The silent exploitation of the economically disadvantaged is no different. The silence of poverty is not a matter of will but of access. Those who struggle daily to secure the bare necessities lack the time and resources to advocate for their rights. The voices of those who clean our trains or package our goods are rarely heard in political debates. Instead, their worth is measured in numbers—hourly wages, taxes, profits, social welfare—while their human dimension is sidelined.

People living at the poverty line in Switzerland embody a silence that often goes unnoticed in the shadow of affluence. In a country renowned as an oasis of security and wealth, their stories don’t fit the image. These individuals live in one of the richest countries in the world but grapple with uncertainties that many of us can hardly imagine: how to pay rent, whether there will be enough money for food at the end of the month, how to cope with rising health insurance premiums, or whether they can afford the gym shoes their child needs for school. Their voices are often unheard because poverty in Switzerland is perceived by many as an individual failure rather than a systemic problem.

Public awareness of social support systems is essential. Single parents who struggle to make ends meet despite long working hours, elderly people whose pensions barely cover basic living expenses, or families who have to count every cent—they are not silent by choice, but because they are forced into quiet submission. Their silence is not an absence of speech but an involuntary muteness—a quiet appeal to a society that has grown so comfortable in its affluence that it overlooks its most vulnerable members.

People with disabilities encounter another form of silence—the silence born of an inability to meet them on equal terms.
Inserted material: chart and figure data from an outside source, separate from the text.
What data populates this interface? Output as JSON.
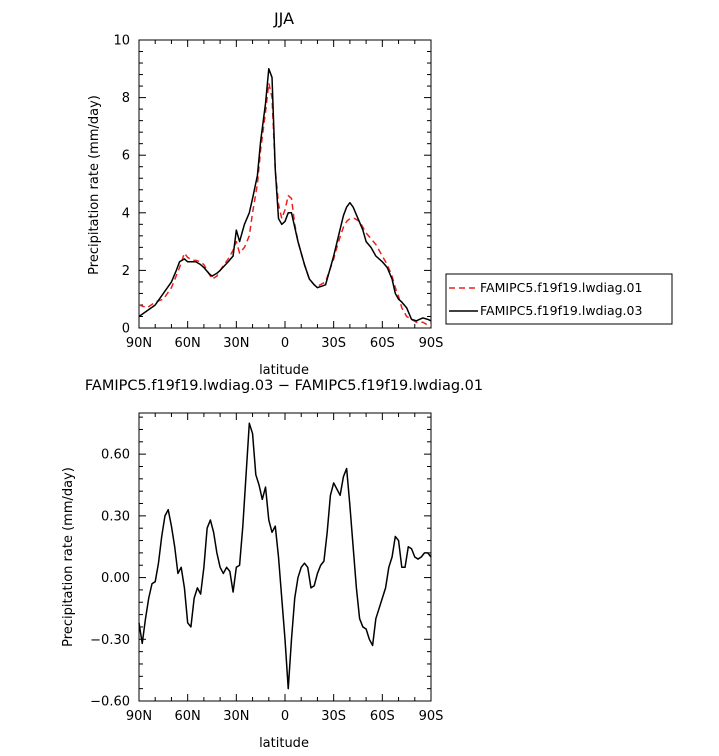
{
  "chart_data": [
    {
      "type": "line",
      "title": "JJA",
      "xlabel": "latitude",
      "ylabel": "Precipitation rate (mm/day)",
      "xlim": [
        90,
        -90
      ],
      "ylim": [
        0,
        10
      ],
      "xticks": [
        90,
        60,
        30,
        0,
        -30,
        -60,
        -90
      ],
      "xtick_labels": [
        "90N",
        "60N",
        "30N",
        "0",
        "30S",
        "60S",
        "90S"
      ],
      "yticks": [
        0,
        2,
        4,
        6,
        8,
        10
      ],
      "ytick_labels": [
        "0",
        "2",
        "4",
        "6",
        "8",
        "10"
      ],
      "legend_position": "right",
      "series": [
        {
          "name": "FAMIPC5.f19f19.lwdiag.01",
          "color": "#e8231d",
          "style": "dashed",
          "points": [
            [
              90,
              0.8
            ],
            [
              85,
              0.7
            ],
            [
              80,
              0.9
            ],
            [
              75,
              1.0
            ],
            [
              70,
              1.4
            ],
            [
              65,
              2.1
            ],
            [
              62,
              2.6
            ],
            [
              60,
              2.45
            ],
            [
              57,
              2.35
            ],
            [
              55,
              2.35
            ],
            [
              52,
              2.3
            ],
            [
              50,
              2.2
            ],
            [
              47,
              1.9
            ],
            [
              45,
              1.7
            ],
            [
              42,
              1.8
            ],
            [
              40,
              2.0
            ],
            [
              35,
              2.4
            ],
            [
              32,
              2.7
            ],
            [
              30,
              3.0
            ],
            [
              28,
              2.6
            ],
            [
              25,
              2.8
            ],
            [
              22,
              3.2
            ],
            [
              20,
              4.0
            ],
            [
              17,
              5.0
            ],
            [
              15,
              6.2
            ],
            [
              12,
              7.5
            ],
            [
              10,
              8.5
            ],
            [
              8,
              8.0
            ],
            [
              6,
              5.5
            ],
            [
              4,
              4.3
            ],
            [
              2,
              3.8
            ],
            [
              0,
              4.1
            ],
            [
              -2,
              4.6
            ],
            [
              -4,
              4.5
            ],
            [
              -6,
              3.6
            ],
            [
              -8,
              3.0
            ],
            [
              -12,
              2.2
            ],
            [
              -15,
              1.7
            ],
            [
              -18,
              1.5
            ],
            [
              -20,
              1.45
            ],
            [
              -25,
              1.6
            ],
            [
              -30,
              2.4
            ],
            [
              -33,
              3.0
            ],
            [
              -36,
              3.5
            ],
            [
              -38,
              3.7
            ],
            [
              -40,
              3.8
            ],
            [
              -43,
              3.8
            ],
            [
              -46,
              3.7
            ],
            [
              -48,
              3.5
            ],
            [
              -50,
              3.3
            ],
            [
              -53,
              3.1
            ],
            [
              -56,
              2.9
            ],
            [
              -60,
              2.5
            ],
            [
              -63,
              2.2
            ],
            [
              -66,
              1.8
            ],
            [
              -68,
              1.4
            ],
            [
              -70,
              1.1
            ],
            [
              -72,
              0.7
            ],
            [
              -75,
              0.4
            ],
            [
              -78,
              0.3
            ],
            [
              -81,
              0.2
            ],
            [
              -85,
              0.2
            ],
            [
              -88,
              0.1
            ],
            [
              -90,
              0.1
            ]
          ]
        },
        {
          "name": "FAMIPC5.f19f19.lwdiag.03",
          "color": "#000000",
          "style": "solid",
          "points": [
            [
              90,
              0.4
            ],
            [
              85,
              0.6
            ],
            [
              80,
              0.8
            ],
            [
              75,
              1.2
            ],
            [
              70,
              1.6
            ],
            [
              67,
              2.0
            ],
            [
              65,
              2.3
            ],
            [
              62,
              2.4
            ],
            [
              60,
              2.3
            ],
            [
              57,
              2.3
            ],
            [
              55,
              2.3
            ],
            [
              52,
              2.2
            ],
            [
              50,
              2.1
            ],
            [
              47,
              1.9
            ],
            [
              45,
              1.8
            ],
            [
              42,
              1.9
            ],
            [
              40,
              2.0
            ],
            [
              35,
              2.3
            ],
            [
              32,
              2.5
            ],
            [
              30,
              3.4
            ],
            [
              28,
              3.0
            ],
            [
              25,
              3.6
            ],
            [
              22,
              4.0
            ],
            [
              20,
              4.5
            ],
            [
              17,
              5.3
            ],
            [
              15,
              6.5
            ],
            [
              12,
              7.8
            ],
            [
              10,
              9.0
            ],
            [
              8,
              8.7
            ],
            [
              6,
              5.5
            ],
            [
              4,
              3.8
            ],
            [
              2,
              3.6
            ],
            [
              0,
              3.7
            ],
            [
              -2,
              4.0
            ],
            [
              -4,
              4.0
            ],
            [
              -6,
              3.5
            ],
            [
              -8,
              3.0
            ],
            [
              -12,
              2.2
            ],
            [
              -15,
              1.7
            ],
            [
              -18,
              1.5
            ],
            [
              -20,
              1.4
            ],
            [
              -25,
              1.5
            ],
            [
              -30,
              2.5
            ],
            [
              -33,
              3.2
            ],
            [
              -36,
              3.9
            ],
            [
              -38,
              4.2
            ],
            [
              -40,
              4.35
            ],
            [
              -42,
              4.2
            ],
            [
              -45,
              3.8
            ],
            [
              -48,
              3.4
            ],
            [
              -50,
              3.0
            ],
            [
              -53,
              2.8
            ],
            [
              -56,
              2.5
            ],
            [
              -60,
              2.3
            ],
            [
              -63,
              2.1
            ],
            [
              -66,
              1.7
            ],
            [
              -68,
              1.2
            ],
            [
              -70,
              1.0
            ],
            [
              -72,
              0.9
            ],
            [
              -75,
              0.7
            ],
            [
              -78,
              0.3
            ],
            [
              -81,
              0.25
            ],
            [
              -83,
              0.3
            ],
            [
              -85,
              0.35
            ],
            [
              -88,
              0.3
            ],
            [
              -90,
              0.25
            ]
          ]
        }
      ]
    },
    {
      "type": "line",
      "title": "FAMIPC5.f19f19.lwdiag.03 − FAMIPC5.f19f19.lwdiag.01",
      "xlabel": "latitude",
      "ylabel": "Precipitation rate (mm/day)",
      "xlim": [
        90,
        -90
      ],
      "ylim": [
        -0.6,
        0.8
      ],
      "xticks": [
        90,
        60,
        30,
        0,
        -30,
        -60,
        -90
      ],
      "xtick_labels": [
        "90N",
        "60N",
        "30N",
        "0",
        "30S",
        "60S",
        "90S"
      ],
      "yticks": [
        -0.6,
        -0.3,
        0.0,
        0.3,
        0.6
      ],
      "ytick_labels": [
        "−0.60",
        "−0.30",
        "0.00",
        "0.30",
        "0.60"
      ],
      "series": [
        {
          "color": "#000000",
          "style": "solid",
          "points": [
            [
              90,
              -0.22
            ],
            [
              88,
              -0.32
            ],
            [
              86,
              -0.2
            ],
            [
              84,
              -0.1
            ],
            [
              82,
              -0.03
            ],
            [
              80,
              -0.02
            ],
            [
              78,
              0.07
            ],
            [
              76,
              0.2
            ],
            [
              74,
              0.3
            ],
            [
              72,
              0.33
            ],
            [
              70,
              0.25
            ],
            [
              68,
              0.15
            ],
            [
              66,
              0.02
            ],
            [
              64,
              0.05
            ],
            [
              62,
              -0.05
            ],
            [
              60,
              -0.22
            ],
            [
              58,
              -0.24
            ],
            [
              56,
              -0.1
            ],
            [
              54,
              -0.05
            ],
            [
              52,
              -0.08
            ],
            [
              50,
              0.05
            ],
            [
              48,
              0.24
            ],
            [
              46,
              0.28
            ],
            [
              44,
              0.22
            ],
            [
              42,
              0.12
            ],
            [
              40,
              0.05
            ],
            [
              38,
              0.02
            ],
            [
              36,
              0.05
            ],
            [
              34,
              0.03
            ],
            [
              32,
              -0.07
            ],
            [
              30,
              0.05
            ],
            [
              28,
              0.06
            ],
            [
              26,
              0.25
            ],
            [
              24,
              0.5
            ],
            [
              22,
              0.75
            ],
            [
              20,
              0.7
            ],
            [
              18,
              0.5
            ],
            [
              16,
              0.45
            ],
            [
              14,
              0.38
            ],
            [
              12,
              0.44
            ],
            [
              10,
              0.28
            ],
            [
              8,
              0.22
            ],
            [
              6,
              0.25
            ],
            [
              4,
              0.1
            ],
            [
              2,
              -0.1
            ],
            [
              0,
              -0.3
            ],
            [
              -2,
              -0.54
            ],
            [
              -4,
              -0.3
            ],
            [
              -6,
              -0.1
            ],
            [
              -8,
              0.0
            ],
            [
              -10,
              0.05
            ],
            [
              -12,
              0.07
            ],
            [
              -14,
              0.05
            ],
            [
              -16,
              -0.05
            ],
            [
              -18,
              -0.04
            ],
            [
              -20,
              0.02
            ],
            [
              -22,
              0.06
            ],
            [
              -24,
              0.08
            ],
            [
              -26,
              0.22
            ],
            [
              -28,
              0.4
            ],
            [
              -30,
              0.46
            ],
            [
              -32,
              0.43
            ],
            [
              -34,
              0.4
            ],
            [
              -36,
              0.49
            ],
            [
              -38,
              0.53
            ],
            [
              -40,
              0.35
            ],
            [
              -42,
              0.15
            ],
            [
              -44,
              -0.05
            ],
            [
              -46,
              -0.2
            ],
            [
              -48,
              -0.24
            ],
            [
              -50,
              -0.25
            ],
            [
              -52,
              -0.3
            ],
            [
              -54,
              -0.33
            ],
            [
              -56,
              -0.2
            ],
            [
              -58,
              -0.15
            ],
            [
              -60,
              -0.1
            ],
            [
              -62,
              -0.05
            ],
            [
              -64,
              0.05
            ],
            [
              -66,
              0.1
            ],
            [
              -68,
              0.2
            ],
            [
              -70,
              0.18
            ],
            [
              -72,
              0.05
            ],
            [
              -74,
              0.05
            ],
            [
              -76,
              0.15
            ],
            [
              -78,
              0.14
            ],
            [
              -80,
              0.1
            ],
            [
              -82,
              0.09
            ],
            [
              -84,
              0.1
            ],
            [
              -86,
              0.12
            ],
            [
              -88,
              0.12
            ],
            [
              -90,
              0.1
            ]
          ]
        }
      ]
    }
  ]
}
Often, they are overlooked not out of malice but due to deeply ingrained ignorance or shame. Their voices, which call for accessibility, respect, and recognition, often fall on deaf ears. Yet, in a world that uses «inclusion» as a buzzword, their perspectives and talents remain an untapped resource for innovation and humanity.

...and these are just a few examples.

This silence is not passive. It is not an empty quiet but a mute call to action. A society that deprives itself of the voices of the quiet deprives itself of its own reality. The question is not whether we can hear them, but whether we are willing to accept their truths, even if they are uncomfortable—or simply different.

It is not enough to feel compassion or utter beautiful words about justice. It takes active effort to turn the microphones toward those we have ignored for too long. If the «Silent Voices» continue to be overlooked, we will build a future on a foundation that will not hold. But if we listen, we can create a society that is not only more diverse but also fairer and more sustainable. True strength lies not in the loudness of power but in the ability to hear the silence and thus understand.

Final thoughts

Silence is never just silence. It is the echo of our decisions, the consequence of our priorities. And the longer we fail to listen, the louder the silence becomes. It is not enough to notice the «Silent Voices»; we must actively listen to them. Because a society that ignores its quiet voices will eventually silence itself.

The University of Applied Sciences of the Grisons (FH Graubünden) strives to be a space where all perspectives and opinions are welcomed and heard. Through dialogue and inclusion, we can grow together and make the university a place where everyone can thrive.